Opinion
(August Term, 1847.)
Where the defendant, in consideration of a debt he owed, agreed to let the plaintiff have a bed and furniture of the value of $28, but no particular bed and furniture were conveyed or delivered, and afterwards the defendant refused to deliver any bed and furniture: Held, that the action of trover would not lie for the plaintiff.
APPEAL from McDOWELL Spring Term, 1847; Dick J.

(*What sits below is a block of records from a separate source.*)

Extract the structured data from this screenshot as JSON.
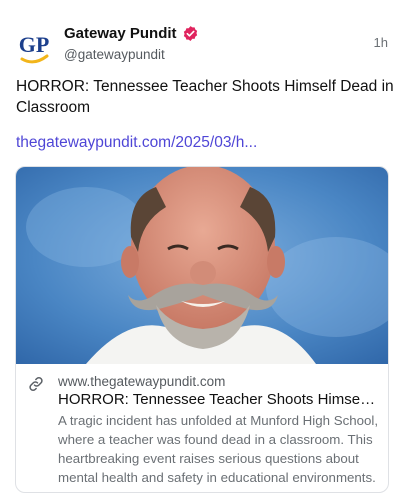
{
  "post": {
    "author": {
      "display_name": "Gateway Pundit",
      "handle": "@gatewaypundit",
      "avatar_text": "GP",
      "verified_icon": "verified-badge-icon",
      "verified_color": "#e0245e"
    },
    "time": "1h",
    "text": "HORROR: Tennessee Teacher Shoots Himself Dead in Classroom",
    "link": "thegatewaypundit.com/2025/03/h...",
    "link_color": "#4f46d6"
  },
  "card": {
    "image_alt": "photo of a smiling man with gray hair and a large handlebar mustache",
    "link_icon": "link-icon",
    "domain": "www.thegatewaypundit.com",
    "title": "HORROR: Tennessee Teacher Shoots Himself Dead in Classroom",
    "description": "A tragic incident has unfolded at Munford High School, where a teacher was found dead in a classroom. This heartbreaking event raises serious questions about mental health and safety in educational environments."
  }
}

Trover for a bed and furniture, tried on not guilty. The (371) case was that Morris was found to be indebted to Jones, on a settlement, in the sum of $60, and they agreed that the former should give the latter his note for $32 (which he did) and also should give him a bed and furniture at the price of $28, being the residue of the debt, when Jones should apply for it at the house of Morris. Shortly afterwards Jones went there for the purpose of getting the bed and furniture, and met Morris at the gate going from the house, who requested plaintiff to go to the house, saying he would be back soon. The plaintiff went in, but was ordered out by Mrs. Morris, and went away without seeing Morris, and then brought this suit. The court expressed the opinion that the plaintiff could not recover, because he made no demand on Morris for the bed and furniture, and also because he failed to prove a conversion, and in submission thereto the plaintiff suffered a nonsuit and appealed.
Guion for plaintiff.
Edney for defendant.
A demand was really immaterial, for if it had been made and refused it would not have entitled the plaintiff to recover in this form. His case fails because he has not shown a property in any bed and furniture which could be converted to his prejudice. The agreement between the parties was merely executory, obliging Morris to convey and deliver to the plaintiff some bed and furniture of the value of $28, and not amounting to a conveyance or delivery of any bed and furniture in particular, so as to vest the title in the plaintiff. The action was, therefore, misconceived, and cannot be sustained.
PER CURIAM. Affirmed.
Cited: Hill v. Robinson, 48 N.C. 504; Blakeley v. Patrick, 67 N.C. 42; Sharpe v. Pearce, 74 N.C. 602; Shearin v. Riggsbee, 97 N.C. 220.